Failure to Thoroughly Investigate Allegation of Physical Abuse by Private Duty Assistant
Penalty
Summary
The deficiency involves the facility’s failure to thoroughly investigate an allegation of staff-to-resident physical abuse. The facility became aware of an allegation on 08/20/25 at 2:30 pm, when a construction company foreman reported that one of the construction staff had witnessed a staff member hitting Resident #1 in the head sometime during the previous week. Resident #1 was admitted with dementia with aggression and had a BIMS score of 5/15, indicating severe cognitive impairment.

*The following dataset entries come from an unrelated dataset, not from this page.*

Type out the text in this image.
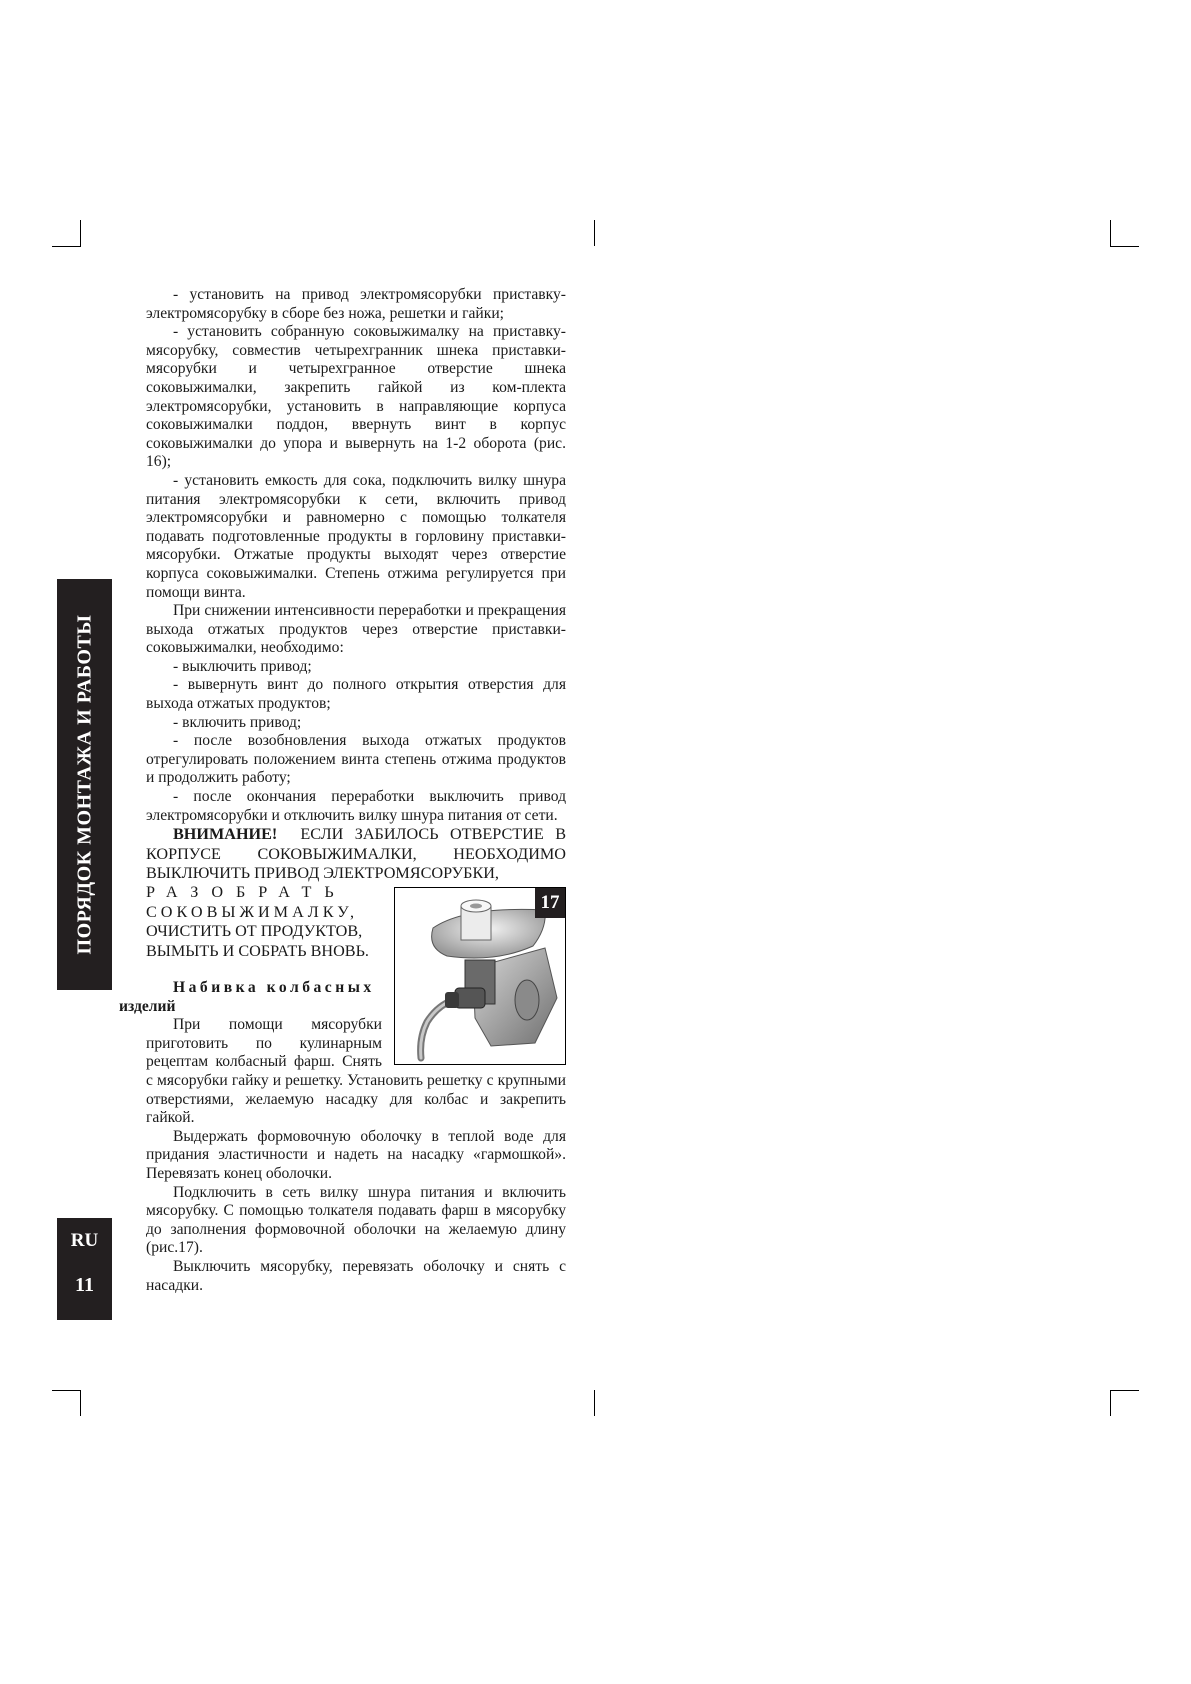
ПОРЯДОК МОНТАЖА И РАБОТЫ
RU
11

- установить на привод электромясорубки приставку-электромясорубку в сборе без ножа, решетки и гайки;

- установить собранную соковыжималку на приставку-мясорубку, совместив четырехгранник шнека приставки-мясорубки и четырехгранное отверстие шнека соковыжималки, закрепить гайкой из ком-плекта электромясорубки, установить в направляющие корпуса соковыжималки поддон, ввернуть винт в корпус соковыжималки до упора и вывернуть на 1-2 оборота (рис. 16);

- установить емкость для сока, подключить вилку шнура питания электромясорубки к сети, включить привод электромясорубки и равномерно с помощью толкателя подавать подготовленные продукты в горловину приставки-мясорубки. Отжатые продукты выходят через отверстие корпуса соковыжималки. Степень отжима регулируется при помощи винта.

При снижении интенсивности переработки и прекращения выхода отжатых продуктов через отверстие приставки-соковыжималки, необходимо:

- выключить привод;

- вывернуть винт до полного открытия отверстия для выхода отжатых продуктов;

- включить привод;

- после возобновления выхода отжатых продуктов отрегулировать положением винта степень отжима продуктов и продолжить работу;

- после окончания переработки выключить привод электромясорубки и отключить вилку шнура питания от сети.

ВНИМАНИЕ! ЕСЛИ ЗАБИЛОСЬ ОТВЕРСТИЕ В КОРПУСЕ СОКОВЫЖИМАЛКИ, НЕОБХОДИМО ВЫКЛЮЧИТЬ ПРИВОД ЭЛЕКТРОМЯСОРУБКИ,

17

РАЗОБРАТЬ

СОКОВЫЖИМАЛКУ,

ОЧИСТИТЬ ОТ ПРОДУКТОВ, ВЫМЫТЬ И СОБРАТЬ ВНОВЬ.

Набивка колбасных
изделий

При помощи мясорубки приготовить по кулинарным рецептам колбасный фарш. Снять с мясорубки гайку и решетку. Установить решетку с крупными отверстиями, желаемую насадку для колбас и закрепить гайкой.

Выдержать формовочную оболочку в теплой воде для придания эластичности и надеть на насадку «гармошкой». Перевязать конец оболочки.

Подключить в сеть вилку шнура питания и включить мясорубку. С помощью толкателя подавать фарш в мясорубку до заполнения формовочной оболочки на желаемую длину (рис.17).

Выключить мясорубку, перевязать оболочку и снять с насадки.
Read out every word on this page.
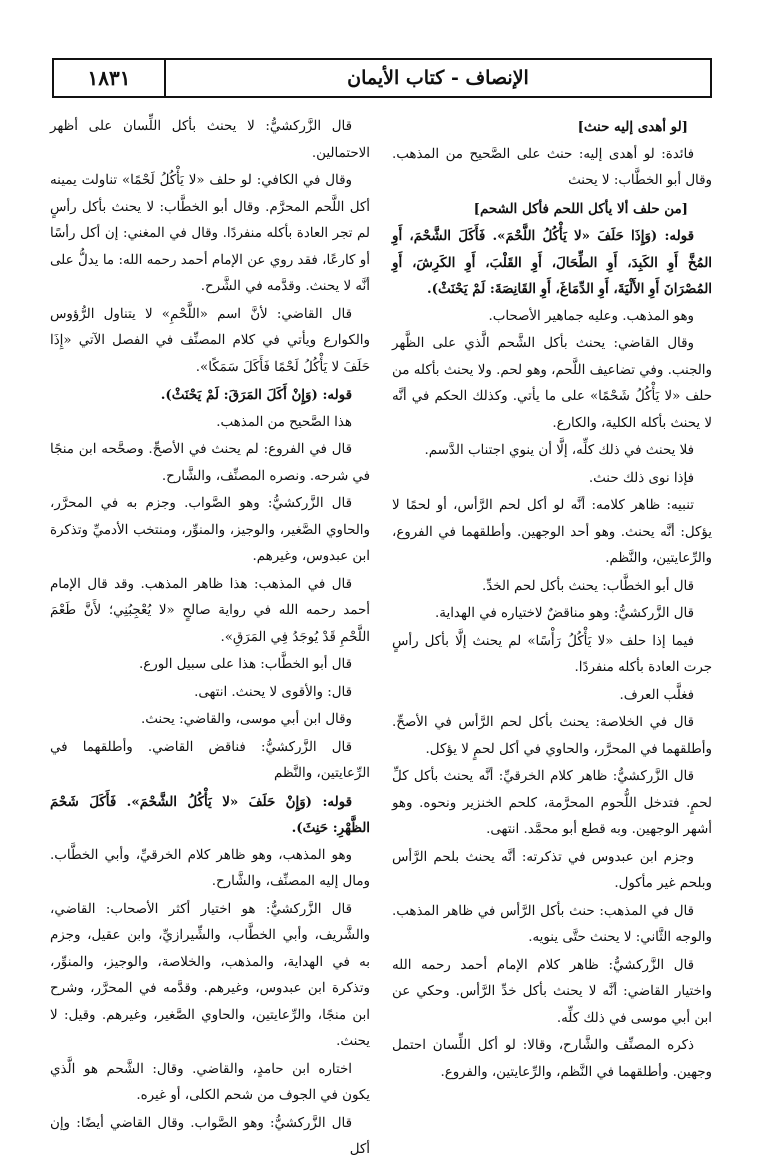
الإنصاف - كتاب الأيمان
١٨٣١

[لو أهدى إليه حنث]

فائدة: لو أهدى إليه: حنث على الصَّحيح من المذهب. وقال أبو الخطَّاب: لا يحنث

[من حلف ألا يأكل اللحم فأكل الشحم]

قوله: (وَإِذَا حَلَفَ «لا يَأْكُلُ اللَّحْمَ». فَأَكَلَ الشَّحْمَ، أَوِ المُخَّ أَوِ الكَبِدَ، أَوِ الطِّحَالَ، أَوِ القَلْبَ، أَوِ الكَرِشَ، أَوِ المُصْرَانَ أَوِ الأَلْيَةَ، أَوِ الدِّمَاغَ، أَوِ القَانِصَةَ: لَمْ يَحْنَثْ).

وهو المذهب. وعليه جماهير الأصحاب.

وقال القاضي: يحنث بأكل الشَّحم الَّذي على الظَّهر والجنب. وفي تضاعيف اللَّحم، وهو لحم. ولا يحنث بأكله من حلف «لا يَأْكُلُ شَحْمًا» على ما يأتي. وكذلك الحكم في أنَّه لا يحنث بأكله الكلية، والكارع.

فلا يحنث في ذلك كلِّه، إلَّا أن ينوي اجتناب الدَّسم.

فإذا نوى ذلك حنث.

تنبيه: ظاهر كلامه: أنَّه لو أكل لحم الرَّأس، أو لحمًا لا يؤكل: أنَّه يحنث. وهو أحد الوجهين. وأطلقهما في الفروع، والرِّعايتين، والنَّظم.

قال أبو الخطَّاب: يحنث بأكل لحم الخدِّ.

قال الزَّركشيُّ: وهو مناقضٌ لاختياره في الهداية.

فيما إذا حلف «لا يَأْكُلُ رَأْسًا» لم يحنث إلَّا بأكل رأسٍ جرت العادة بأكله منفردًا.

فغلَّب العرف.

قال في الخلاصة: يحنث بأكل لحم الرَّأس في الأصحِّ. وأطلقهما في المحرَّر، والحاوي في أكل لحمٍ لا يؤكل.

قال الزَّركشيُّ: ظاهر كلام الخرقيِّ: أنَّه يحنث بأكل كلِّ لحمٍ. فتدخل اللُّحوم المحرَّمة، كلحم الخنزير ونحوه. وهو أشهر الوجهين. وبه قطع أبو محمَّد. انتهى.

وجزم ابن عبدوس في تذكرته: أنَّه يحنث بلحم الرَّأس وبلحم غير مأكول.

قال في المذهب: حنث بأكل الرَّأس في ظاهر المذهب. والوجه الثَّاني: لا يحنث حتَّى ينويه.

قال الزَّركشيُّ: ظاهر كلام الإمام أحمد رحمه الله واختيار القاضي: أنَّه لا يحنث بأكل خدِّ الرَّأس. وحكي عن ابن أبي موسى في ذلك كلِّه.

ذكره المصنِّف والشَّارح، وقالا: لو أكل اللِّسان احتمل وجهين. وأطلقهما في النَّظم، والرِّعايتين، والفروع.

قال الزَّركشيُّ: لا يحنث بأكل اللِّسان على أظهر الاحتمالين.

وقال في الكافي: لو حلف «لا يَأْكُلُ لَحْمًا» تناولت يمينه أكل اللَّحم المحرَّم. وقال أبو الخطَّاب: لا يحنث بأكل رأسٍ لم تجر العادة بأكله منفردًا. وقال في المغني: إن أكل رأسًا أو كارعًا، فقد روي عن الإمام أحمد رحمه الله: ما يدلُّ على أنَّه لا يحنث. وقدَّمه في الشَّرح.

قال القاضي: لأنَّ اسم «اللَّحْمِ» لا يتناول الرُّؤوس والكوارع ويأتي في كلام المصنِّف في الفصل الآتي «إِذَا حَلَفَ لا يَأْكُلُ لَحْمًا فَأَكَلَ سَمَكًا».

قوله: (وَإِنْ أَكَلَ المَرَقَ: لَمْ يَحْنَثْ).

هذا الصَّحيح من المذهب.

قال في الفروع: لم يحنث في الأصحِّ. وصحَّحه ابن منجًا في شرحه. ونصره المصنِّف، والشَّارح.

قال الزَّركشيُّ: وهو الصَّواب. وجزم به في المحرَّر، والحاوي الصَّغير، والوجيز، والمنوِّر، ومنتخب الأدميِّ وتذكرة ابن عبدوس، وغيرهم.

قال في المذهب: هذا ظاهر المذهب. وقد قال الإمام أحمد رحمه الله في رواية صالحٍ «لا يُعْجِبُنِي؛ لأَنَّ طَعْمَ اللَّحْمِ قَدْ يُوجَدُ فِي المَرَقِ».

قال أبو الخطَّاب: هذا على سبيل الورع.

قال: والأقوى لا يحنث. انتهى.

وقال ابن أبي موسى، والقاضي: يحنث.

قال الزَّركشيُّ: فناقض القاضي. وأطلقهما في الرِّعايتين، والنَّظم

قوله: (وَإِنْ حَلَفَ «لا يَأْكُلُ الشَّحْمَ». فَأَكَلَ شَحْمَ الظَّهْرِ: حَنِثَ).

وهو المذهب، وهو ظاهر كلام الخرقيِّ، وأبي الخطَّاب. ومال إليه المصنِّف، والشَّارح.

قال الزَّركشيُّ: هو اختيار أكثر الأصحاب: القاضي، والشَّريف، وأبي الخطَّاب، والشِّيرازيِّ، وابن عقيل، وجزم به في الهداية، والمذهب، والخلاصة، والوجيز، والمنوِّر، وتذكرة ابن عبدوس، وغيرهم. وقدَّمه في المحرَّر، وشرح ابن منجًا، والرِّعايتين، والحاوي الصَّغير، وغيرهم. وقيل: لا يحنث.

اختاره ابن حامدٍ، والقاضي. وقال: الشَّحم هو الَّذي يكون في الجوف من شحم الكلى، أو غيره.

قال الزَّركشيُّ: وهو الصَّواب. وقال القاضي أيضًا: وإن أكل
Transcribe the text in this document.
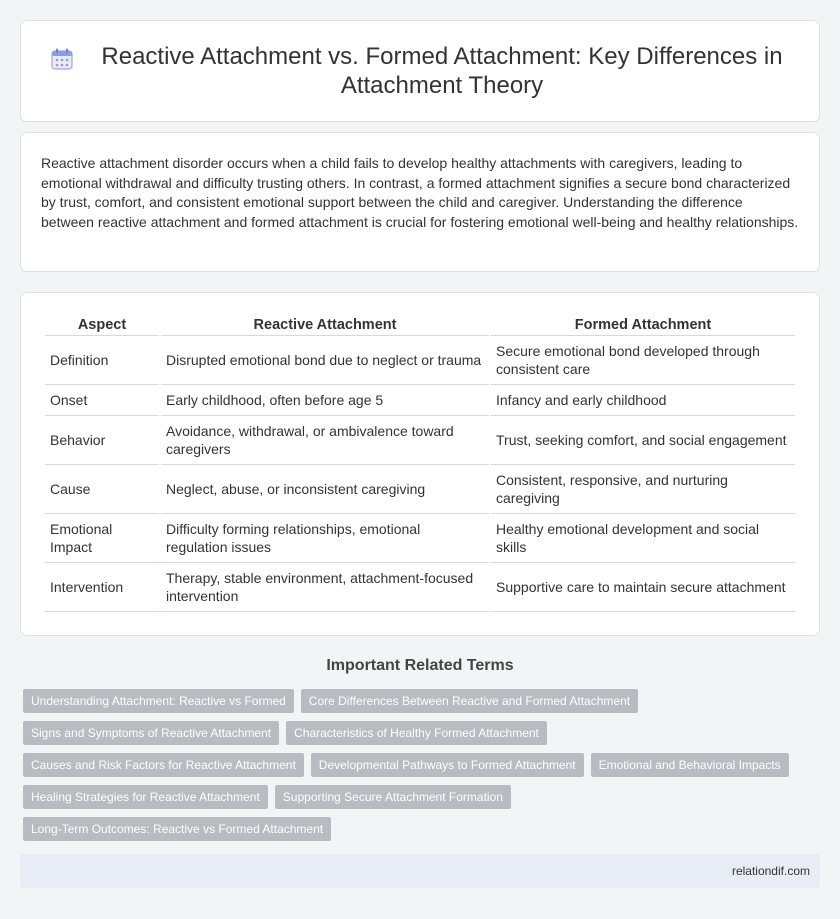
Reactive Attachment vs. Formed Attachment: Key Differences in Attachment Theory

Reactive attachment disorder occurs when a child fails to develop healthy attachments with caregivers, leading to emotional withdrawal and difficulty trusting others. In contrast, a formed attachment signifies a secure bond characterized by trust, comfort, and consistent emotional support between the child and caregiver. Understanding the difference between reactive attachment and formed attachment is crucial for fostering emotional well-being and healthy relationships.

Aspect	Reactive Attachment	Formed Attachment
Definition	Disrupted emotional bond due to neglect or trauma	Secure emotional bond developed through consistent care
Onset	Early childhood, often before age 5	Infancy and early childhood
Behavior	Avoidance, withdrawal, or ambivalence toward caregivers	Trust, seeking comfort, and social engagement
Cause	Neglect, abuse, or inconsistent caregiving	Consistent, responsive, and nurturing caregiving
Emotional Impact	Difficulty forming relationships, emotional regulation issues	Healthy emotional development and social skills
Intervention	Therapy, stable environment, attachment-focused intervention	Supportive care to maintain secure attachment
Important Related Terms
Understanding Attachment: Reactive vs Formed	Core Differences Between Reactive and Formed Attachment
Signs and Symptoms of Reactive Attachment	Characteristics of Healthy Formed Attachment
Causes and Risk Factors for Reactive Attachment	Developmental Pathways to Formed Attachment	Emotional and Behavioral Impacts
Healing Strategies for Reactive Attachment	Supporting Secure Attachment Formation
Long-Term Outcomes: Reactive vs Formed Attachment
relationdif.com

The construction foreman later sent an email on 08/22/25 elaborating that the construction staff had previously heard crying and pleas for help from Resident #1’s room and, upon approaching, believed they saw a staff member striking an elderly wheelchaired patient. In the same email, the foreman reported that on 08/20/25 at approximately 2:25 pm, they again heard crying, pleas for help, and noises resembling slapping from Resident #1’s room and felt strongly that someone in the room was being assaulted. At 2:50 pm that day, the foreman informed a facility staff member in the parking lot about what they heard and what had been reported days earlier. During interviews, the DON identified the alleged perpetrator as a private duty assistant hired by Resident #1’s family and stated that the facility did not have any human resources records for this individual, including abuse training, background checks, or licensing information. The DON also stated that the facility’s investigation did not include separate, facility-conducted interviews with each of the construction staff, demonstrating that the allegation of physical abuse was not thoroughly investigated.